Political pundits say Trump’s campaign to make Canada the 51st state likely assisted Carney to victory, as the liberal leader closed a 20-point-plus gap in the polls to win on his nationalist message even after voters had sickened of prior liberal leader Justin Trudeau’s policies.

But there are major weaknesses Carney faces at home. He was unable to win an outright majority and will govern with a minority government that relies on many of the same players as Trudeau’s unpopular administration.

And talk of secession from Canada’s energy-rich Alberta further complicates Carney’s hand. The conservative premier of Alberta, Danielle Smith, made a stunning formal statement Monday about the future of her province in which she acknowledged the secession movement was mainstream and announced plans to push tough negotiations with Carney.

“We are well aware that there is large and growing number of Albertans that have lost hope in Alberta having a free and prosperous future as a part of Canada,” Smith said. “Many of these Albertans are organizing petitions to trigger a citizen-initiated referendum, as I mentioned earlier. The vast majority of these individuals are not fringe voices to be marginalized or vilified — they are loyal Albertans.

“They are quite literally our friends and neighbors who have just had enough of having their livelihoods and prosperity attacked by a hostile federal government. They are frustrated — and they have every reason to be,” she added.

Smith said she does not personally advocate for secession but that her administration would honor a ballot initiative to separate from Canada if citizens meet the threshold because the federal government under liberals “anti-energy, anti-agriculture and anti-resource development policies have scared away global investment to the tune of over a half a trillion dollars.”

“To be clear from the outset, our government will not be putting a vote on separation from Canada on the referendum ballot; however, if there is a successful citizen-led referendum petition that is able to gather the requisite number of signatures requesting such a question to be put to a referendum, our government will respect the democratic process and include that question on the 2026 provincial referendum ballot as well,” she said.

While Alberta and Ottawa battle over differences, Canada’s energy industry has begun to make aggressive plans to strike out on its own for deals with America, including a new gas pipeline, according to Jamie Tronnes, executive director of the Center for North American Prosperity and Security, an influential free-market think tank for Canadian business.

“I think that Canadians really need to get the natural gas to market. And if Carney cannot get it together to build a gas pipeline or energy corridor in Canada, why wouldn't we ship it to the United States?” she told the Just the News, No Noise TV show Monday. “It's our biggest economy. It's our biggest market.”

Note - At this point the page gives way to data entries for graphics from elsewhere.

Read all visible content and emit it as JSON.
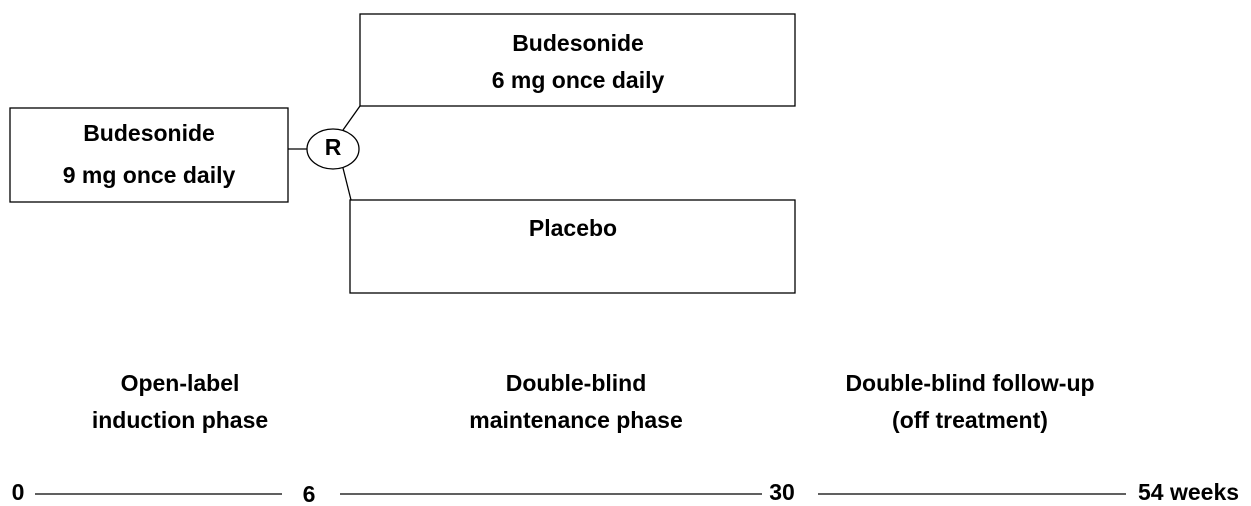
{
  "nodes": [
    {
      "id": "induction",
      "lines": [
        "Budesonide",
        "9 mg once daily"
      ]
    },
    {
      "id": "randomization",
      "lines": [
        "R"
      ]
    },
    {
      "id": "maintenance",
      "lines": [
        "Budesonide",
        "6 mg once daily"
      ]
    },
    {
      "id": "placebo",
      "lines": [
        "Placebo"
      ]
    }
  ],
  "phases": [
    {
      "lines": [
        "Open-label",
        "induction phase"
      ]
    },
    {
      "lines": [
        "Double-blind",
        "maintenance phase"
      ]
    },
    {
      "lines": [
        "Double-blind follow-up",
        "(off treatment)"
      ]
    }
  ],
  "timeline": [
    "0",
    "6",
    "30",
    "54 weeks"
  ]
}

Tronnes said Canadian companies could also open up more U.S. subsidiaries to get around Trump tariffs and build U.S. business around Carney’s administration.

She said Tuesday’s meeting at the White House will be the most watched TV event in Canada since the U.S.-Canada hockey championship game a few months back.

“I don't think Canadians have watched anything so intently since the playoff game,” she said. “You know, it's a real nail-biter, and people are really tuning in tomorrow to see how this goes. But that being said, I think the energy sector has some very legitimate concerns, particularly when it comes to the promises that Mark Carney has made, and, you know, the number of pipelines that the Liberals have canceled just over the last 10 years, the “lost liberal decade” as many refer to it.”